What you accomplished in 90 minutes:

  1. Wrote structured context (CLAUDE.md) encoding architecture constraints in precise AWS vocabulary
  2. Defined success criteria as executable test assertions before writing any production code
  3. Generated a complete Terraform module (main.tf, variables.tf, outputs.tf) from context
  4. Debugged AI generation errors using systematic methodology
  5. Validated with terraform validate + terraform test using offline mock_provider
  6. Improved quality through AI-assisted code review and comparison against reference solution

Reflection questions:

  • How did including the exact AWS attribute names in CLAUDE.md affect the AI generation quality?
  • What would have happened if you had written the test file AFTER main.tf instead of before?
  • Looking at the diff between your code and the reference solution: which differences are style preferences and which are correctness issues?
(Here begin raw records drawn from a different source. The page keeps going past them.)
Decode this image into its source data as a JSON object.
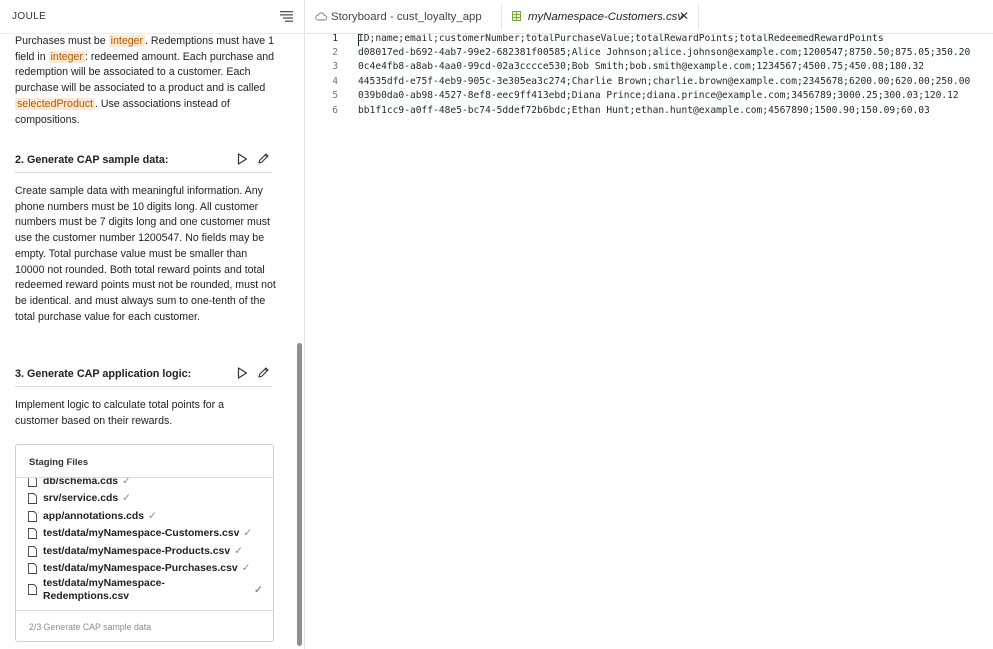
{
  "joule": {
    "title": "JOULE",
    "intro": [
      {
        "t": "Purchases must be "
      },
      {
        "t": "integer",
        "hl": true
      },
      {
        "t": ". Redemptions must have 1 field in "
      },
      {
        "t": "integer",
        "hl": true
      },
      {
        "t": ": redeemed amount. Each purchase and redemption will be associated to a customer. Each purchase will be associated to a product and is called "
      },
      {
        "t": "selectedProduct",
        "hl": true
      },
      {
        "t": ". Use associations instead of compositions."
      }
    ],
    "step2": {
      "title": "2. Generate CAP sample data:",
      "text": "Create sample data with meaningful information. Any phone numbers must be 10 digits long. All customer numbers must be 7 digits long and one customer must use the customer number 1200547. No fields may be empty. Total purchase value must be smaller than 10000 not rounded. Both total reward points and total redeemed reward points must not be rounded, must not be identical. and must always sum to one-tenth of the total purchase value for each customer."
    },
    "step3": {
      "title": "3. Generate CAP application logic:",
      "text": "Implement logic to calculate total points for a customer based on their rewards."
    },
    "staging": {
      "title": "Staging Files",
      "files": [
        {
          "name": "db/schema.cds",
          "check": "✓"
        },
        {
          "name": "srv/service.cds",
          "check": "✓"
        },
        {
          "name": "app/annotations.cds",
          "check": "✓"
        },
        {
          "name": "test/data/myNamespace-Customers.csv",
          "check": "✓"
        },
        {
          "name": "test/data/myNamespace-Products.csv",
          "check": "✓"
        },
        {
          "name": "test/data/myNamespace-Purchases.csv",
          "check": "✓"
        },
        {
          "name": "test/data/myNamespace-Redemptions.csv",
          "check": "✓"
        }
      ],
      "status": "2/3 Generate CAP sample data"
    }
  },
  "tabs": [
    {
      "label": "Storyboard - cust_loyalty_app",
      "icon": "cloud-icon"
    },
    {
      "label": "myNamespace-Customers.csv",
      "icon": "table-file-icon",
      "close": "✕"
    }
  ],
  "editor": {
    "lines": [
      "ID;name;email;customerNumber;totalPurchaseValue;totalRewardPoints;totalRedeemedRewardPoints",
      "d08017ed-b692-4ab7-99e2-682381f00585;Alice Johnson;alice.johnson@example.com;1200547;8750.50;875.05;350.20",
      "0c4e4fb8-a8ab-4aa0-99cd-02a3cccce530;Bob Smith;bob.smith@example.com;1234567;4500.75;450.08;180.32",
      "44535dfd-e75f-4eb9-905c-3e305ea3c274;Charlie Brown;charlie.brown@example.com;2345678;6200.00;620.00;250.00",
      "039b0da0-ab98-4527-8ef8-eec9ff413ebd;Diana Prince;diana.prince@example.com;3456789;3000.25;300.03;120.12",
      "bb1f1cc9-a0ff-48e5-bc74-5ddef72b6bdc;Ethan Hunt;ethan.hunt@example.com;4567890;1500.90;150.09;60.03"
    ],
    "line_numbers": [
      "1",
      "2",
      "3",
      "4",
      "5",
      "6"
    ]
  }
}
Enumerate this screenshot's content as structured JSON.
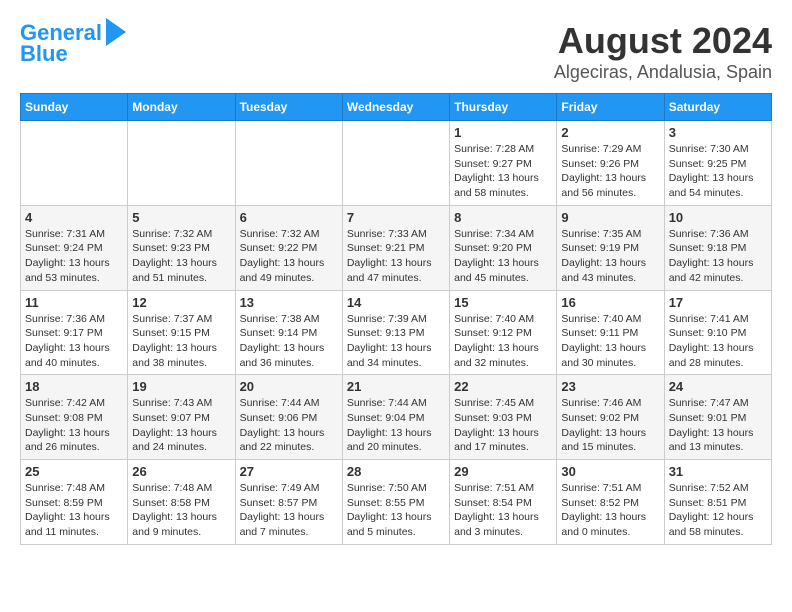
{
  "logo": {
    "line1": "General",
    "line2": "Blue"
  },
  "title": "August 2024",
  "subtitle": "Algeciras, Andalusia, Spain",
  "weekdays": [
    "Sunday",
    "Monday",
    "Tuesday",
    "Wednesday",
    "Thursday",
    "Friday",
    "Saturday"
  ],
  "weeks": [
    [
      {
        "day": "",
        "info": ""
      },
      {
        "day": "",
        "info": ""
      },
      {
        "day": "",
        "info": ""
      },
      {
        "day": "",
        "info": ""
      },
      {
        "day": "1",
        "info": "Sunrise: 7:28 AM\nSunset: 9:27 PM\nDaylight: 13 hours\nand 58 minutes."
      },
      {
        "day": "2",
        "info": "Sunrise: 7:29 AM\nSunset: 9:26 PM\nDaylight: 13 hours\nand 56 minutes."
      },
      {
        "day": "3",
        "info": "Sunrise: 7:30 AM\nSunset: 9:25 PM\nDaylight: 13 hours\nand 54 minutes."
      }
    ],
    [
      {
        "day": "4",
        "info": "Sunrise: 7:31 AM\nSunset: 9:24 PM\nDaylight: 13 hours\nand 53 minutes."
      },
      {
        "day": "5",
        "info": "Sunrise: 7:32 AM\nSunset: 9:23 PM\nDaylight: 13 hours\nand 51 minutes."
      },
      {
        "day": "6",
        "info": "Sunrise: 7:32 AM\nSunset: 9:22 PM\nDaylight: 13 hours\nand 49 minutes."
      },
      {
        "day": "7",
        "info": "Sunrise: 7:33 AM\nSunset: 9:21 PM\nDaylight: 13 hours\nand 47 minutes."
      },
      {
        "day": "8",
        "info": "Sunrise: 7:34 AM\nSunset: 9:20 PM\nDaylight: 13 hours\nand 45 minutes."
      },
      {
        "day": "9",
        "info": "Sunrise: 7:35 AM\nSunset: 9:19 PM\nDaylight: 13 hours\nand 43 minutes."
      },
      {
        "day": "10",
        "info": "Sunrise: 7:36 AM\nSunset: 9:18 PM\nDaylight: 13 hours\nand 42 minutes."
      }
    ],
    [
      {
        "day": "11",
        "info": "Sunrise: 7:36 AM\nSunset: 9:17 PM\nDaylight: 13 hours\nand 40 minutes."
      },
      {
        "day": "12",
        "info": "Sunrise: 7:37 AM\nSunset: 9:15 PM\nDaylight: 13 hours\nand 38 minutes."
      },
      {
        "day": "13",
        "info": "Sunrise: 7:38 AM\nSunset: 9:14 PM\nDaylight: 13 hours\nand 36 minutes."
      },
      {
        "day": "14",
        "info": "Sunrise: 7:39 AM\nSunset: 9:13 PM\nDaylight: 13 hours\nand 34 minutes."
      },
      {
        "day": "15",
        "info": "Sunrise: 7:40 AM\nSunset: 9:12 PM\nDaylight: 13 hours\nand 32 minutes."
      },
      {
        "day": "16",
        "info": "Sunrise: 7:40 AM\nSunset: 9:11 PM\nDaylight: 13 hours\nand 30 minutes."
      },
      {
        "day": "17",
        "info": "Sunrise: 7:41 AM\nSunset: 9:10 PM\nDaylight: 13 hours\nand 28 minutes."
      }
    ],
    [
      {
        "day": "18",
        "info": "Sunrise: 7:42 AM\nSunset: 9:08 PM\nDaylight: 13 hours\nand 26 minutes."
      },
      {
        "day": "19",
        "info": "Sunrise: 7:43 AM\nSunset: 9:07 PM\nDaylight: 13 hours\nand 24 minutes."
      },
      {
        "day": "20",
        "info": "Sunrise: 7:44 AM\nSunset: 9:06 PM\nDaylight: 13 hours\nand 22 minutes."
      },
      {
        "day": "21",
        "info": "Sunrise: 7:44 AM\nSunset: 9:04 PM\nDaylight: 13 hours\nand 20 minutes."
      },
      {
        "day": "22",
        "info": "Sunrise: 7:45 AM\nSunset: 9:03 PM\nDaylight: 13 hours\nand 17 minutes."
      },
      {
        "day": "23",
        "info": "Sunrise: 7:46 AM\nSunset: 9:02 PM\nDaylight: 13 hours\nand 15 minutes."
      },
      {
        "day": "24",
        "info": "Sunrise: 7:47 AM\nSunset: 9:01 PM\nDaylight: 13 hours\nand 13 minutes."
      }
    ],
    [
      {
        "day": "25",
        "info": "Sunrise: 7:48 AM\nSunset: 8:59 PM\nDaylight: 13 hours\nand 11 minutes."
      },
      {
        "day": "26",
        "info": "Sunrise: 7:48 AM\nSunset: 8:58 PM\nDaylight: 13 hours\nand 9 minutes."
      },
      {
        "day": "27",
        "info": "Sunrise: 7:49 AM\nSunset: 8:57 PM\nDaylight: 13 hours\nand 7 minutes."
      },
      {
        "day": "28",
        "info": "Sunrise: 7:50 AM\nSunset: 8:55 PM\nDaylight: 13 hours\nand 5 minutes."
      },
      {
        "day": "29",
        "info": "Sunrise: 7:51 AM\nSunset: 8:54 PM\nDaylight: 13 hours\nand 3 minutes."
      },
      {
        "day": "30",
        "info": "Sunrise: 7:51 AM\nSunset: 8:52 PM\nDaylight: 13 hours\nand 0 minutes."
      },
      {
        "day": "31",
        "info": "Sunrise: 7:52 AM\nSunset: 8:51 PM\nDaylight: 12 hours\nand 58 minutes."
      }
    ]
  ]
}
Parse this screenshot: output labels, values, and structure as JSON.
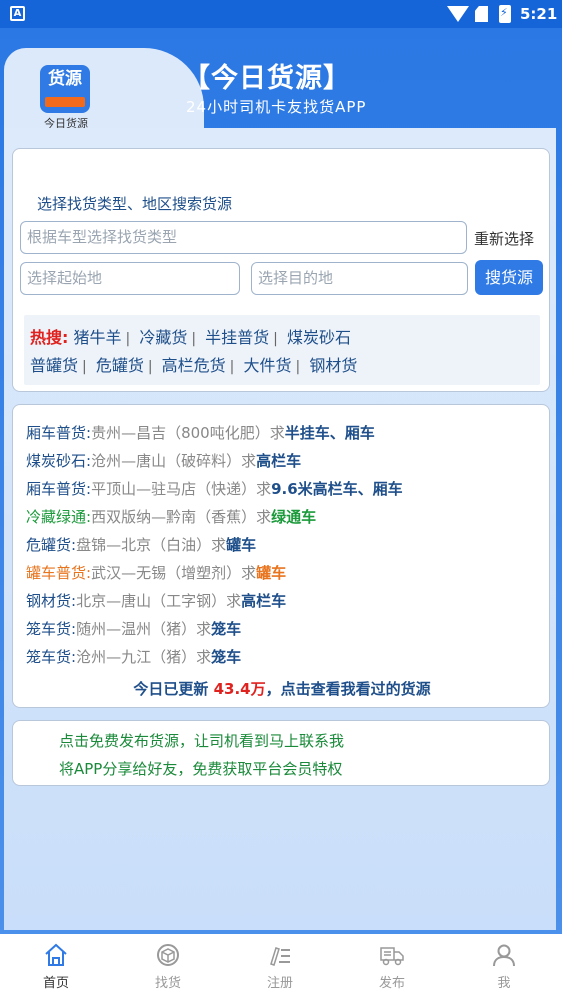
{
  "status_bar": {
    "time": "5:21",
    "left_icon": "A"
  },
  "header": {
    "logo_text": "货源",
    "logo_caption": "今日货源",
    "title": "【今日货源】",
    "subtitle": "24小时司机卡友找货APP"
  },
  "search": {
    "hint": "选择找货类型、地区搜索货源",
    "vehicle_placeholder": "根据车型选择找货类型",
    "origin_placeholder": "选择起始地",
    "dest_placeholder": "选择目的地",
    "reset_label": "重新选择",
    "search_label": "搜货源",
    "hot_label": "热搜:",
    "hot_row1": [
      "猪牛羊",
      "冷藏货",
      "半挂普货",
      "煤炭砂石"
    ],
    "hot_row2": [
      "普罐货",
      "危罐货",
      "高栏危货",
      "大件货",
      "钢材货"
    ]
  },
  "cargo_list": [
    {
      "category": "厢车普货:",
      "route": "贵州—昌吉（800吨化肥）",
      "req": "求",
      "vehicle": "半挂车、厢车",
      "color": "blue"
    },
    {
      "category": "煤炭砂石:",
      "route": "沧州—唐山（破碎料）",
      "req": "求",
      "vehicle": "高栏车",
      "color": "blue"
    },
    {
      "category": "厢车普货:",
      "route": "平顶山—驻马店（快递）",
      "req": "求",
      "vehicle": "9.6米高栏车、厢车",
      "color": "blue"
    },
    {
      "category": "冷藏绿通:",
      "route": "西双版纳—黔南（香蕉）",
      "req": "求",
      "vehicle": "绿通车",
      "color": "green"
    },
    {
      "category": "危罐货:",
      "route": "盘锦—北京（白油）",
      "req": "求",
      "vehicle": "罐车",
      "color": "blue"
    },
    {
      "category": "罐车普货:",
      "route": "武汉—无锡（增塑剂）",
      "req": "求",
      "vehicle": "罐车",
      "color": "orange"
    },
    {
      "category": "钢材货:",
      "route": "北京—唐山（工字钢）",
      "req": "求",
      "vehicle": "高栏车",
      "color": "blue"
    },
    {
      "category": "笼车货:",
      "route": "随州—温州（猪）",
      "req": "求",
      "vehicle": "笼车",
      "color": "blue"
    },
    {
      "category": "笼车货:",
      "route": "沧州—九江（猪）",
      "req": "求",
      "vehicle": "笼车",
      "color": "blue"
    }
  ],
  "update": {
    "prefix": "今日已更新 ",
    "count": "43.4万",
    "suffix": "，点击查看我看过的货源"
  },
  "promo": {
    "line1": "点击免费发布货源，让司机看到马上联系我",
    "line2": "将APP分享给好友，免费获取平台会员特权"
  },
  "nav": [
    {
      "label": "首页",
      "icon": "home-icon",
      "active": true
    },
    {
      "label": "找货",
      "icon": "box-icon",
      "active": false
    },
    {
      "label": "注册",
      "icon": "register-icon",
      "active": false
    },
    {
      "label": "发布",
      "icon": "truck-icon",
      "active": false
    },
    {
      "label": "我",
      "icon": "user-icon",
      "active": false
    }
  ],
  "colors": {
    "primary": "#2f7ae5",
    "hot_red": "#e0221f",
    "green": "#1a9a3a",
    "orange": "#e8741e",
    "text_blue": "#1f4f8a"
  }
}
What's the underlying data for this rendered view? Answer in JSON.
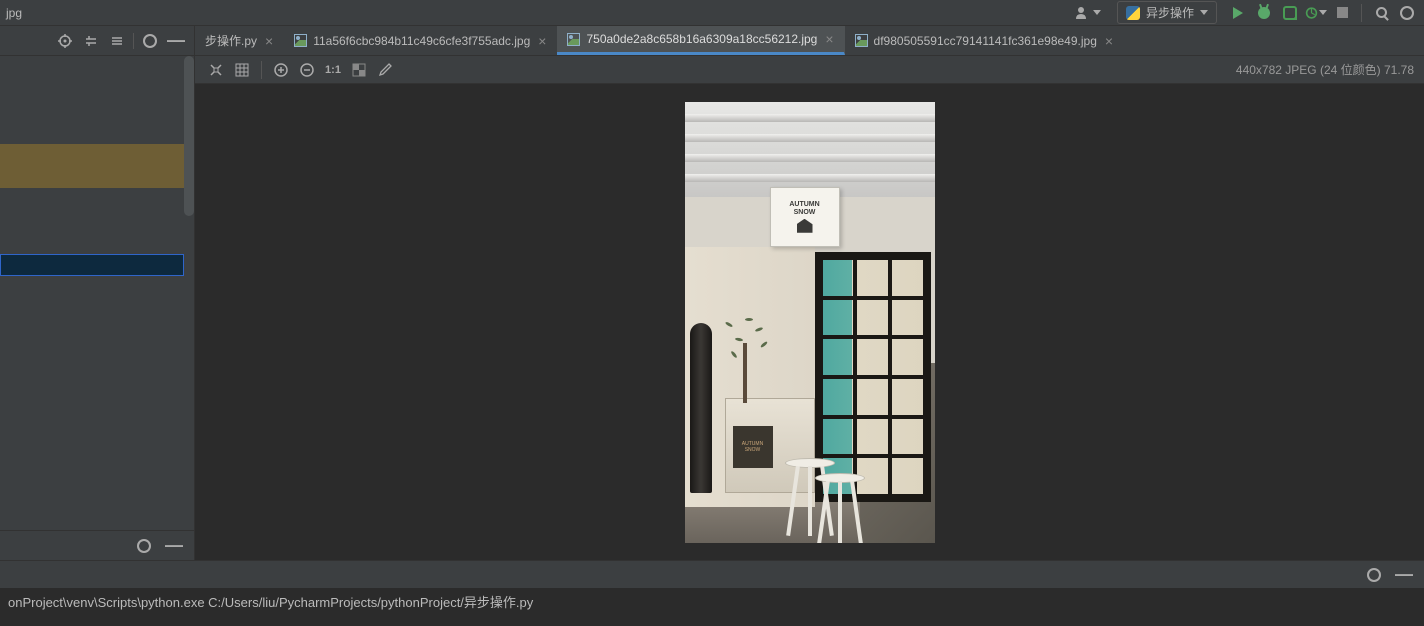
{
  "titlebar": {
    "filename": "jpg"
  },
  "runconfig": {
    "label": "异步操作"
  },
  "tabs": [
    {
      "label": "步操作.py",
      "active": false,
      "type": "py"
    },
    {
      "label": "11a56f6cbc984b11c49c6cfe3f755adc.jpg",
      "active": false,
      "type": "img"
    },
    {
      "label": "750a0de2a8c658b16a6309a18cc56212.jpg",
      "active": true,
      "type": "img"
    },
    {
      "label": "df980505591cc79141141fc361e98e49.jpg",
      "active": false,
      "type": "img"
    }
  ],
  "image_toolbar": {
    "one_to_one": "1:1",
    "info": "440x782 JPEG (24 位颜色) 71.78"
  },
  "sign": {
    "line1": "AUTUMN",
    "line2": "SNOW"
  },
  "counter_sign": {
    "line1": "AUTUMN",
    "line2": "SNOW"
  },
  "console": {
    "line": "onProject\\venv\\Scripts\\python.exe  C:/Users/liu/PycharmProjects/pythonProject/异步操作.py"
  }
}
The pattern you practiced today applies to:

  • Any Terraform module: RDS with backup configuration, ECS service with auto-scaling, VPC with subnet routing
  • Ansible roles: writing test assertions before writing tasks
  • Helm charts: the same TDD cycle applies (Track A of this module)

The skill is structured context + tests-first + systematic debugging — the technology changes, the workflow transfers.

Next: Module 6 introduces AI Workflow Tools (GSD cycle, memory systems, plan modes) that automate this cycle across larger multi-module projects.


Solo Learner

The complete reference solution is at course-site/docs/module-05-superpowers-iac/lab/solution/terraform/modules/ec2-monitored/. If you get stuck at any phase, read the solution file for that phase, understand what the correct code looks like, then return to your working directory and regenerate using the AI — do not copy-paste the solution directly. The point is to practice the Superpowers cycle, not to produce a specific output.